Shep stood and nodded. “Christenson is a powerful
international ally, which is why I agreed to the job, but my neck’s been itchy
ever since we took it. Most parents are protective of their children, but he
seemed overly anxious when we spoke on the phone.”

“Had he received any kidnapping threats?” Gavin asked and
typed something on his ubiquitous laptop that seemed to be glued to his
fingertips.

“No.” Adam had gone over Shep’s file on the job numerous
times this morning. It all seemed straightforward. Wealthy ambassador wanted
elite bodyguards for his son despite no previous threats. In an effort to make
nice with the public, Shep had agreed to do the job, despite it being different
than their normal mission. Now the whole thing had gone FUBAR and they looked
like incompetent assholes.

* * * * *

Loren rolled slowly along Baltimore Avenue in the heart of
Beltsville, Maryland. Gas stations, fast food joints and appliance stores lined
the four-lane road. Had she missed the Program compound? She decided to U-turn
it and roll a two-mile stretch of it again. As she turned around, she noticed a
tall chain-link fence farther down the side road.

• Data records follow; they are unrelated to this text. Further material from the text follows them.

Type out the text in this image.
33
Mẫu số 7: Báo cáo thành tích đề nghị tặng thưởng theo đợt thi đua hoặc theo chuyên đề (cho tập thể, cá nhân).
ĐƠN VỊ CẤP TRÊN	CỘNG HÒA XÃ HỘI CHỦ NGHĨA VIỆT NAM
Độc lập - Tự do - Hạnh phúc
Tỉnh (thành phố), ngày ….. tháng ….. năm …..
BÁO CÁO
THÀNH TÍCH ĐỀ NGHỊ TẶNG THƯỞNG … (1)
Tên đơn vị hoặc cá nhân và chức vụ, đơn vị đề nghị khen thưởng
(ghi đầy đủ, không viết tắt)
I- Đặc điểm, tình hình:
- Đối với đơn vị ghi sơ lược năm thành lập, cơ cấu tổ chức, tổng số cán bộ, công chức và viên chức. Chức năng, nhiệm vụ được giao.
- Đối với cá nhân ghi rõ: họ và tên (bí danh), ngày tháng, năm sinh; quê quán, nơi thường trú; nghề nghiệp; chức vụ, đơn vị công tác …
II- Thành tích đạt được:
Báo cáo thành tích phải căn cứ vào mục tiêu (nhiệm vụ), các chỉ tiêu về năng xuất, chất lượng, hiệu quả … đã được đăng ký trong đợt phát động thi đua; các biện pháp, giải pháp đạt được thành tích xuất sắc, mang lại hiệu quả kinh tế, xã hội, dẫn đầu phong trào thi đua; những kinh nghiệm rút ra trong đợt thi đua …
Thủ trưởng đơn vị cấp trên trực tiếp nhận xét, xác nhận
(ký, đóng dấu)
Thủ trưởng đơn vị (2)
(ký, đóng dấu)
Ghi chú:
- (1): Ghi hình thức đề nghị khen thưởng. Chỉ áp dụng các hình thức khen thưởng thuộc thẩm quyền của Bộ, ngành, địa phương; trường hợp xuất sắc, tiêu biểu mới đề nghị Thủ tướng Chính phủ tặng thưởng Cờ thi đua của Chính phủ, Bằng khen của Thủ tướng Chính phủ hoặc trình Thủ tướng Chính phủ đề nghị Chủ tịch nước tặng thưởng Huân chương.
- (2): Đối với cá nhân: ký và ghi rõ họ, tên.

She shifted the car back on a straight trajectory and drove
to investigate. There was no manned guardhouse at the entrance like at the CIA
headquarters in Langley. Instead a small call box stood next to a sliding iron
gate. She put the car in park and hopped out to investigate. A tiny sign hung
on the gate.
Property of the United States Government. No trespassing.
Scrawled in blue permanent marker below the official block letters were the
words
We shoot to kill
. A hard swallow took the lump in her throat down
to her chest. Looked as if she’d found the now infamous site. Pulling her slim
silver digital camera out of her purse she took a few shots of the gate and the
sign.

Off in the distance, she could make out a series of
standard-issue low-slung government brick buildings. The nondescript exteriors
could hide anything from computer databases, to administrative offices, to
nuclear weapons. Even farther than the buildings, Loren saw teenage boys
kicking around a soccer ball.
Damn, they run fast.
She snapped more
photos of them. They looked like average teens and nothing indicated their
genetic enhancements unless you counted the speed at which they ran and the
distance they kicked the ball.

* * * * *

Adam’s team continued to call out observations and theories
about the kidnapping. Xander spoke up, but Adam’s attention was caught by a
movement on a security TV monitor in the corner of the room. A woman stood at
the entrance, snapping pictures with a digital camera.